The German Labour-ACT-Greens coalition has ended

Euro News reports:

The ruling German coalition has collapsed: Chancellor Olaf Scholz, of the Social Democrats (SPD) has sacked Finance Minister Christian Lindner of the Liberals (FDP). 

The leaders of what is known in Germany as the “traffic light coalition” – SPD, FDP and the Greens – had gathered at the chancellery in Berlin in the evening. 

About an hour after the news was broken by several media outlets, Chancellor Scholz faced the press and criticised his finance minister in no uncertain terms:

Lindner “has broken my trust too many times”, Scholz said, adding that there is “no more basis of trust for further cooperation”. The FDP leader is “more concerned with his own clientele and the survival of his own party”, Scholz remarked.

The Finance Minister was simply insisting that the Government stick to its agreed spending and tax rules, but the two left wing parties wanted to try spending their way out of trouble.

The Chancellor has an approval rating of just 18%. Compare that to Angela Merkel who had a median rating of 76% during her 16 years in office. Government approval is 14% vs 85% disapproval.

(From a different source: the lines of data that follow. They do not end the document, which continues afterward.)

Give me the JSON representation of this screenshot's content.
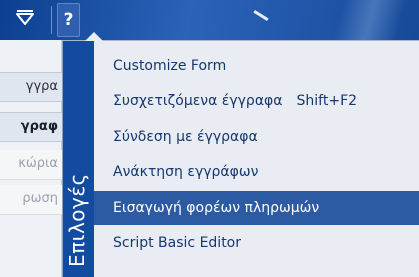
{
  "toolbar": {
    "filter_icon": "filter-funnel-icon",
    "help_label": "?",
    "accent": "#174a99"
  },
  "form": {
    "rows": [
      {
        "label": "γγρα"
      },
      {
        "label": "γραφ"
      },
      {
        "label": "κώρια"
      },
      {
        "label": "ρωση"
      }
    ]
  },
  "menu": {
    "title": "Επιλογές",
    "items": [
      {
        "label": "Customize Form",
        "shortcut": ""
      },
      {
        "label": "Συσχετιζόμενα έγγραφα",
        "shortcut": "Shift+F2"
      },
      {
        "label": "Σύνδεση με έγγραφα",
        "shortcut": ""
      },
      {
        "label": "Ανάκτηση εγγράφων",
        "shortcut": ""
      },
      {
        "label": "Εισαγωγή φορέων πληρωμών",
        "shortcut": "",
        "selected": true
      },
      {
        "label": "Script Basic Editor",
        "shortcut": ""
      }
    ],
    "colors": {
      "strip": "#124b9f",
      "selected": "#2c5aa3",
      "text": "#16386e",
      "background": "#e9edf3"
    }
  }
}
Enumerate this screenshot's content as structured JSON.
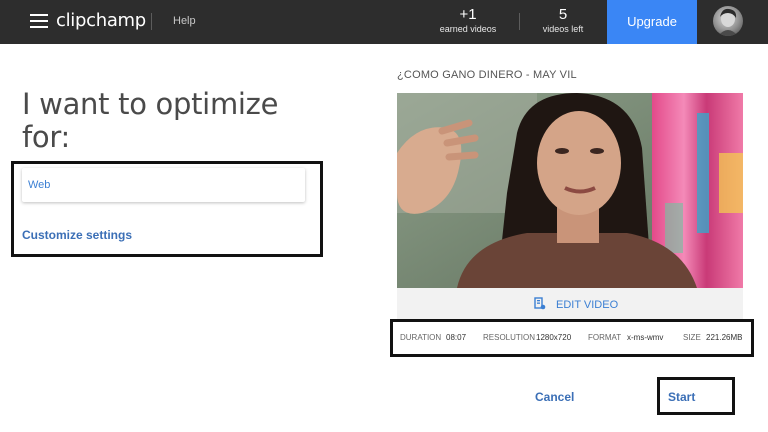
{
  "header": {
    "logo": "clipchamp",
    "help_label": "Help",
    "earned": {
      "value": "+1",
      "label": "earned videos"
    },
    "left": {
      "value": "5",
      "label": "videos left"
    },
    "upgrade_label": "Upgrade"
  },
  "optimize": {
    "heading": "I want to optimize for:",
    "selected_value": "Web",
    "customize_label": "Customize settings"
  },
  "video": {
    "title": "¿COMO GANO DINERO - MAY VIL",
    "edit_label": "EDIT VIDEO",
    "meta": {
      "duration_label": "DURATION",
      "duration_value": "08:07",
      "resolution_label": "RESOLUTION",
      "resolution_value": "1280x720",
      "format_label": "FORMAT",
      "format_value": "x-ms-wmv",
      "size_label": "SIZE",
      "size_value": "221.26MB"
    }
  },
  "actions": {
    "cancel_label": "Cancel",
    "start_label": "Start"
  },
  "colors": {
    "topbar": "#2d2d2d",
    "accent": "#3a86f5",
    "link": "#3b6fb6"
  },
  "icons": [
    "menu-icon",
    "avatar",
    "edit-video-icon"
  ]
}
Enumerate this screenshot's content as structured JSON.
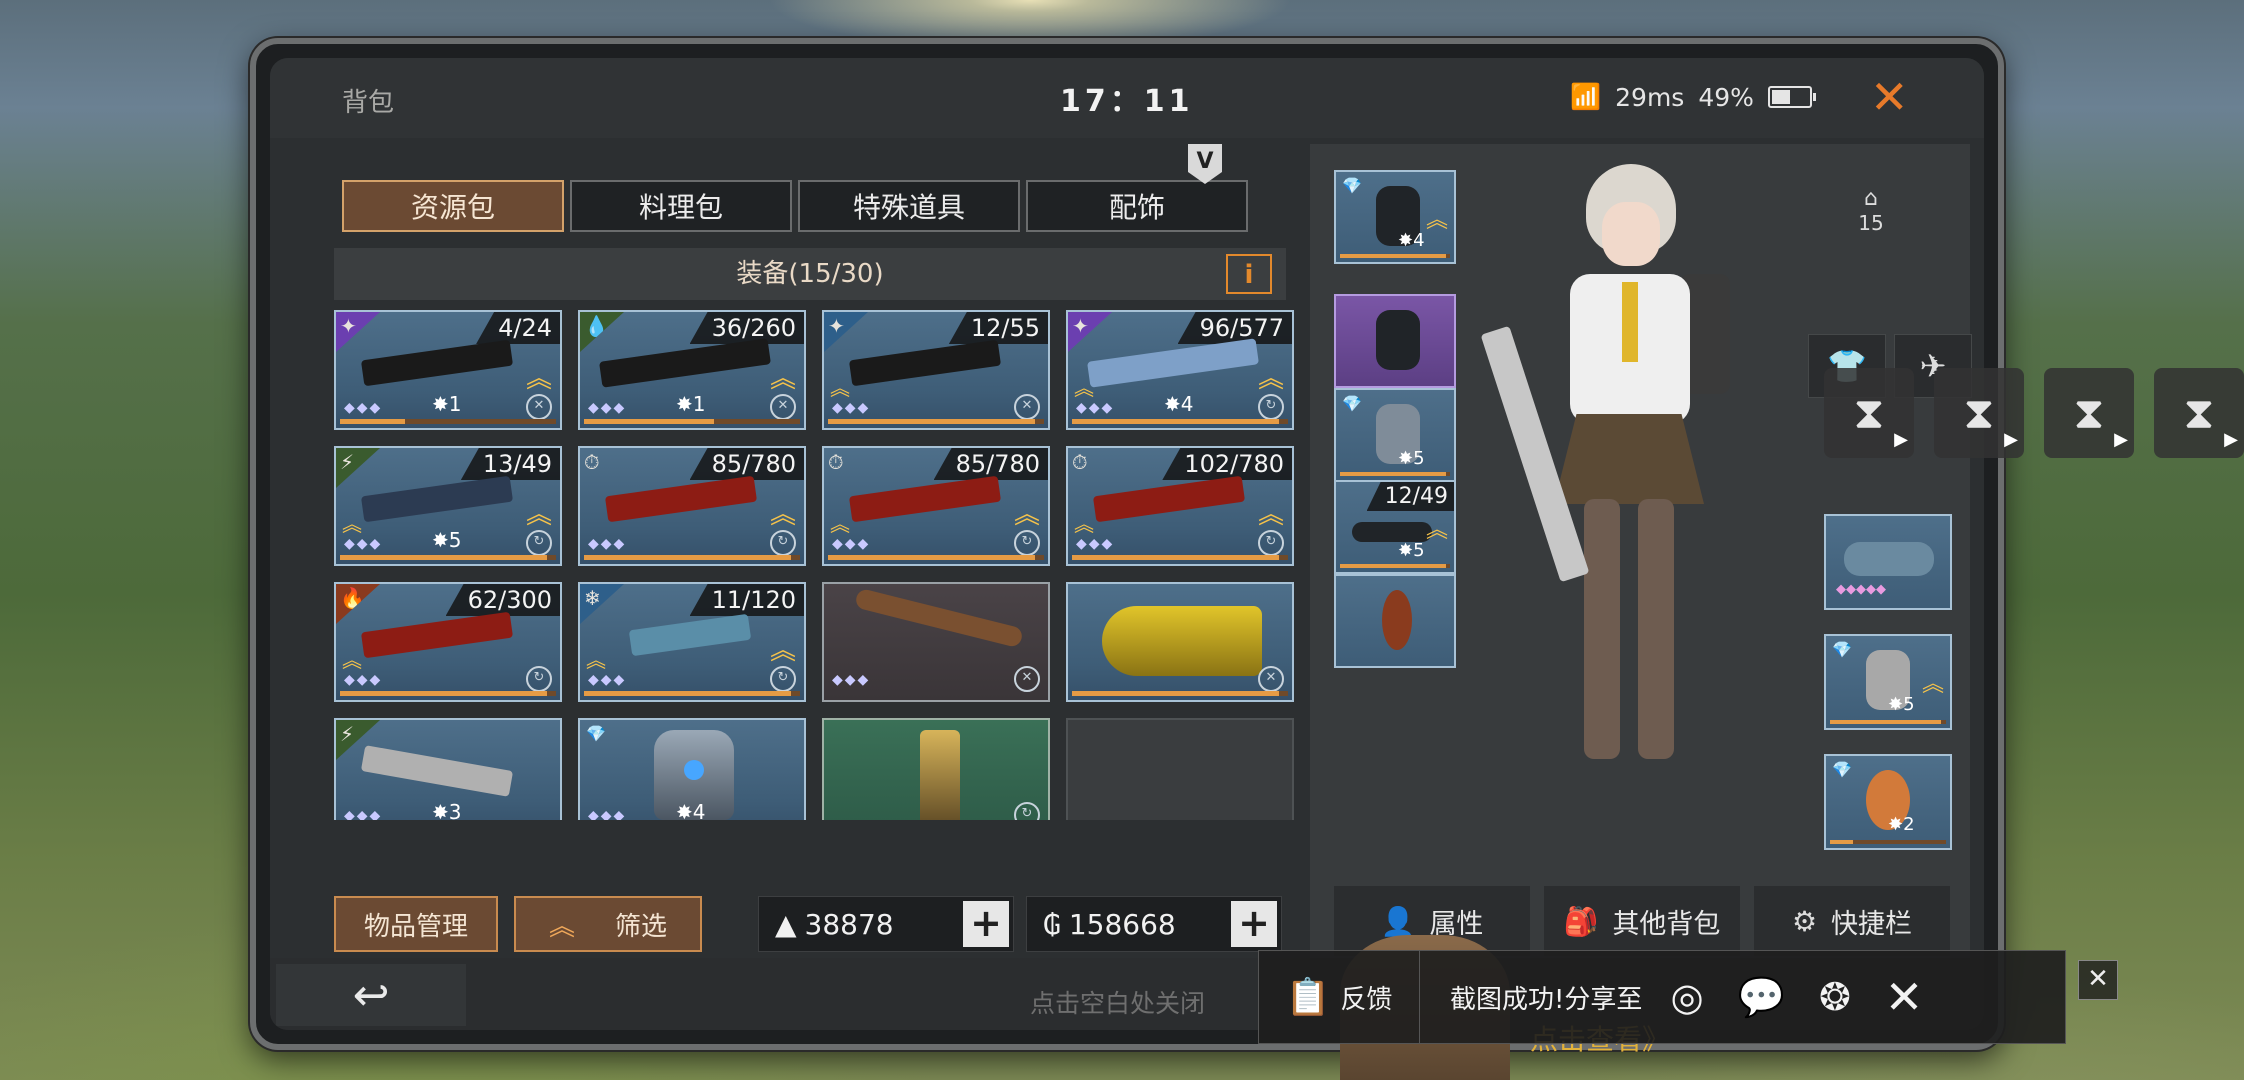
{
  "header": {
    "title": "背包",
    "clock": "17：11",
    "ping": "29ms",
    "battery": "49%",
    "battery_level": 0.49
  },
  "tabs": [
    "资源包",
    "料理包",
    "特殊道具",
    "配饰"
  ],
  "v_badge": "V",
  "equipment": {
    "label": "装备(15/30)",
    "info_label": "i"
  },
  "items": [
    {
      "count": "4/24",
      "level": "1",
      "corner_color": "#6b3fb0"
    },
    {
      "count": "36/260",
      "level": "1",
      "corner_color": "#3a5b2e"
    },
    {
      "count": "12/55",
      "corner_color": "#2e5f8a"
    },
    {
      "count": "96/577",
      "level": "4",
      "corner_color": "#6b3fb0"
    },
    {
      "count": "13/49",
      "level": "5",
      "corner_color": "#3a5b2e"
    },
    {
      "count": "85/780"
    },
    {
      "count": "85/780"
    },
    {
      "count": "102/780"
    },
    {
      "count": "62/300",
      "corner_color": "#8a3a1e"
    },
    {
      "count": "11/120",
      "corner_color": "#2e5f8a"
    },
    {},
    {},
    {
      "level": "3"
    },
    {
      "level": "4"
    },
    {},
    {}
  ],
  "buttons": {
    "manage": "物品管理",
    "filter": "筛选"
  },
  "currency": {
    "silver": "38878",
    "gold": "158668"
  },
  "right_slots": {
    "helmet_level": "4",
    "armor_level": "5",
    "weapon_count": "12/49",
    "weapon_level": "5",
    "item_level": "5",
    "cannon_level": "2"
  },
  "house_level": "15",
  "right_buttons": {
    "attributes": "属性",
    "other_bag": "其他背包",
    "shortcut": "快捷栏"
  },
  "footer": {
    "back_icon": "↩",
    "close_hint": "点击空白处关闭"
  },
  "toast": {
    "feedback": "反馈",
    "message": "截图成功!分享至"
  },
  "promo": "点击查看》"
}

The current polling has the parties as:

  • SPD (centre left) 16% (-10% from election)
  • CDU (centre right) 33% (+14%)
  • AFD (far right) 18% (+8%)
  • Greens (centre left) 11% (-4%)
  • FDP (centre right) 4% (-7%)
  • Linke (left) 3% (-2%)

So when they have elections next year, a CDU/CSU led Government is very likely. However they will not want to go into coalition with the AFD, so will either need to do a grand coalition of possibly even a government with the Greens.